Full Report
Russian state actor Midnight Blizzard is using fake wine tasting events as a lure to spread malware for espionage purposes, according to Check Point
Analysis Summary
# Threat Actor: Midnight Blizzard (aka Cozy Bear, APT29)
## Attribution & Identity
* **Attribution:** Notorious Russian nation-state actor linked to Russia’s foreign intelligence service (SVR).
* **Aliases:** Cozy Bear, APT29.
## Activity Summary
Midnight Blizzard is currently running a campaign specifically targeting European diplomats. The primary social engineering lure observed involves phishing emails posing as invitations to wine tasting events. The goal of this activity is espionage and intelligence gathering.
## Tactics, Techniques & Procedures
- **Initial Access/Execution:** Deployment of a newly discovered loader named **Grapeloader** via malicious email attachments/links.
- **Execution/Installation:** The Grapeloader ultimately infects victims with a new variant of the modular backdoor **Wineloader**.
- **Collection:** Wineloader is designed to gather sensitive information from compromised devices.
- Specific data points collected include: IP addresses, name of the process it runs on, Windows username, Windows machine name, Process ID, and privilege level.
## Targeting
* **Sectors:** Government, specifically Ministries of Foreign Affairs and embassies.
* **Geography:** European countries.
* **Victims:** European diplomats.
## Tools & Infrastructure
* **Malware Families Used:**
* Grapeloader (Newly discovered loader)
* Wineloader (New variant of the modular backdoor)
* **Infrastructure (C2, domains, IPs):** *No specific URLs or IPs were provided in the available text.*
## Implications
Midnight Blizzard continues its consistent focus on state-level espionage targeting diplomatic entities. The introduction of a new loader (Grapeloader) alongside a familiar backdoor (Wineloader) suggests the actor is actively refreshing toolsets while maintaining long-term intelligence gathering objectives against foreign governments.
## Mitigations
- Heightened vigilance against sophisticated spear-phishing campaigns impersonating social or professional networking opportunities (e.g., wine tasting invitations).

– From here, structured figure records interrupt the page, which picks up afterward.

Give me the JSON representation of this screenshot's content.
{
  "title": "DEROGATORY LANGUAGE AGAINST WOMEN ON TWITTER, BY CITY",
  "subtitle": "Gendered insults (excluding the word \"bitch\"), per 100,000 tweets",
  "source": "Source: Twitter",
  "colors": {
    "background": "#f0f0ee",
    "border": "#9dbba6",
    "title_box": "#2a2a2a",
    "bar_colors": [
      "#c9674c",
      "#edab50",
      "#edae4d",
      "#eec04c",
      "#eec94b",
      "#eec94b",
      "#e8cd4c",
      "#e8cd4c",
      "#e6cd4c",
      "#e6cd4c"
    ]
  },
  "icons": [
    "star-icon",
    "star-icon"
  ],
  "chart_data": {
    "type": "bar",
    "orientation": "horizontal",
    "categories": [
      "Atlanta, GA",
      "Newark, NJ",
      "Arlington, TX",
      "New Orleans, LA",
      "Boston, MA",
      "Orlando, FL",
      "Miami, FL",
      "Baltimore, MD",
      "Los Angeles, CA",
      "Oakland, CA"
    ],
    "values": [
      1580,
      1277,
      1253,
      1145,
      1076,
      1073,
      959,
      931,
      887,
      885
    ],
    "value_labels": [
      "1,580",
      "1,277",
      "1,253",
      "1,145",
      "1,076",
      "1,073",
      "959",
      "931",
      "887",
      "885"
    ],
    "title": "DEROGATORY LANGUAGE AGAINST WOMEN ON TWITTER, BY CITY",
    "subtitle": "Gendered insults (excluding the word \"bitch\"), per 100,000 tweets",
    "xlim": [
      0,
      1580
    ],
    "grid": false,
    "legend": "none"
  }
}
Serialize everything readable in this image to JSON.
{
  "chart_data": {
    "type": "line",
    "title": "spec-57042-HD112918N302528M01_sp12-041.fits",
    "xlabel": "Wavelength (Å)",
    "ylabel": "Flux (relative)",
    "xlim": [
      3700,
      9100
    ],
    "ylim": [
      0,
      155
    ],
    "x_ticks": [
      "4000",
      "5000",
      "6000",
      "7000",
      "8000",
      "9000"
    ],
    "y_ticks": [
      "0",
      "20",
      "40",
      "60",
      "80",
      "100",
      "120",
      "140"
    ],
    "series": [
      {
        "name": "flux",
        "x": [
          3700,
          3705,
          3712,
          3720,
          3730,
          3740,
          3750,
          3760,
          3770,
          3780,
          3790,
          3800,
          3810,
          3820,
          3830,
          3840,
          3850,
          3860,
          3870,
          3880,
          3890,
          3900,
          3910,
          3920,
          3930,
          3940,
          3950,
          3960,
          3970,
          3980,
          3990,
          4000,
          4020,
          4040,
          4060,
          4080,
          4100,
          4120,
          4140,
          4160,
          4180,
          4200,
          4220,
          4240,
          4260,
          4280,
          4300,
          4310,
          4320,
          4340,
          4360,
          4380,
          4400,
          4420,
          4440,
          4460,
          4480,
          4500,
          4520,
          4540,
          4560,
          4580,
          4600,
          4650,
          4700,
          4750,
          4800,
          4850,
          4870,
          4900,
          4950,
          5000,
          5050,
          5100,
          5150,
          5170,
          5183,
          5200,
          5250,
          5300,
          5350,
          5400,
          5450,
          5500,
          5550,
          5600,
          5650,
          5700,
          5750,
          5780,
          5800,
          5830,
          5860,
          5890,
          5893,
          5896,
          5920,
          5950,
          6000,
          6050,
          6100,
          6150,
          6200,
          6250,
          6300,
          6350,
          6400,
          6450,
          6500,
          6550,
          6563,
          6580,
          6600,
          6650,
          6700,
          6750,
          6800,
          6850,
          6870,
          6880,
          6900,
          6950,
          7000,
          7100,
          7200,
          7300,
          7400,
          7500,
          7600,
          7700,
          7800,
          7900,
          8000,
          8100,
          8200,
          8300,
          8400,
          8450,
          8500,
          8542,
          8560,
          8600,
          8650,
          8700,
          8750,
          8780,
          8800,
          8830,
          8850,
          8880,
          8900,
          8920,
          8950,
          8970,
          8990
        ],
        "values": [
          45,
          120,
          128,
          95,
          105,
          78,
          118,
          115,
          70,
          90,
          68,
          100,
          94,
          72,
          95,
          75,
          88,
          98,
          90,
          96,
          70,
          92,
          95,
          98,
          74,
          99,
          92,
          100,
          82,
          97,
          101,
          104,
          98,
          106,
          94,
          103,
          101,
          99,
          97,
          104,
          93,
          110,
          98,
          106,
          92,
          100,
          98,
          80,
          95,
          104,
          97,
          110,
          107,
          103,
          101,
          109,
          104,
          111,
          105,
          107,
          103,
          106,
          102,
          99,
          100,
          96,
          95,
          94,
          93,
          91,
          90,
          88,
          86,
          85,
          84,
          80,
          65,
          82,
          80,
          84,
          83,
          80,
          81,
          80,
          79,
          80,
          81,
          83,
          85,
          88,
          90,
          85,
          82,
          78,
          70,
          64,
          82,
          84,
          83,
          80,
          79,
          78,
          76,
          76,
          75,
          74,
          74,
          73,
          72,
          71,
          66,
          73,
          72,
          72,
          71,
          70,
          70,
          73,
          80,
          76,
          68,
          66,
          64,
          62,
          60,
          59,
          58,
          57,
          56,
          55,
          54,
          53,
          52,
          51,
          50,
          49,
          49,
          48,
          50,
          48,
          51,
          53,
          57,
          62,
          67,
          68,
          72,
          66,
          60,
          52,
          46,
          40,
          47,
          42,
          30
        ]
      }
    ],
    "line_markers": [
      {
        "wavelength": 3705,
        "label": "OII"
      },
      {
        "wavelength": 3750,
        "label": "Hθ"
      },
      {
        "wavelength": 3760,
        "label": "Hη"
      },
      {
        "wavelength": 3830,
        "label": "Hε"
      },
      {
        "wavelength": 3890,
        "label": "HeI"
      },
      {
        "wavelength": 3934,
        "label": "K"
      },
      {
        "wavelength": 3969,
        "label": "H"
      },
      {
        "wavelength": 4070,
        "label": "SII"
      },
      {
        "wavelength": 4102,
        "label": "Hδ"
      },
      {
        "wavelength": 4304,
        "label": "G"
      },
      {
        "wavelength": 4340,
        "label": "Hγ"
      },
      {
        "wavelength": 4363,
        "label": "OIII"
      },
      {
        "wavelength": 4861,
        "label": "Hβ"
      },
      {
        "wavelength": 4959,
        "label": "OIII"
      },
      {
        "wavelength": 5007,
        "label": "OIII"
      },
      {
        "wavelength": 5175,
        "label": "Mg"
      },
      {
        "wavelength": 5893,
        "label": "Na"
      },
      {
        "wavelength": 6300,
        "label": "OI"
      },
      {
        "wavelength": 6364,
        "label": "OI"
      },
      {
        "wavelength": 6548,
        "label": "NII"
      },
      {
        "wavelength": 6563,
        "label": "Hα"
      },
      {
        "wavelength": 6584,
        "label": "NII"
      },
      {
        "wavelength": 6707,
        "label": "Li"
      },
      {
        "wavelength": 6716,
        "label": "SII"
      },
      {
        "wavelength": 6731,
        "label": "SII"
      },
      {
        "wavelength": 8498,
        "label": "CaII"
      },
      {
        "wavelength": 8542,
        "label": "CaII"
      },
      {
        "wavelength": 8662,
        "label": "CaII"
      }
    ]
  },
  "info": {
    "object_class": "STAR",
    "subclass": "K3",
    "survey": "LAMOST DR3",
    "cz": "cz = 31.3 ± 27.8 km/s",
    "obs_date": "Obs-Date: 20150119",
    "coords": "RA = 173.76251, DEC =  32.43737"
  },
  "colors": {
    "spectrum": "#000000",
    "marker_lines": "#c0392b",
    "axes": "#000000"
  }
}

- Strong email filtering and anti-phishing controls to detect malicious attachments or links leading to loader deployment.
- Monitoring for the presence and execution of newly observed loaders like Grapeloader.
- Implementing endpoint detection and response (EDR) capable of identifying lateral movement or reconnaissance behavior typical of data exfiltration post-infection (such as collection of system metadata by malware like Wineloader).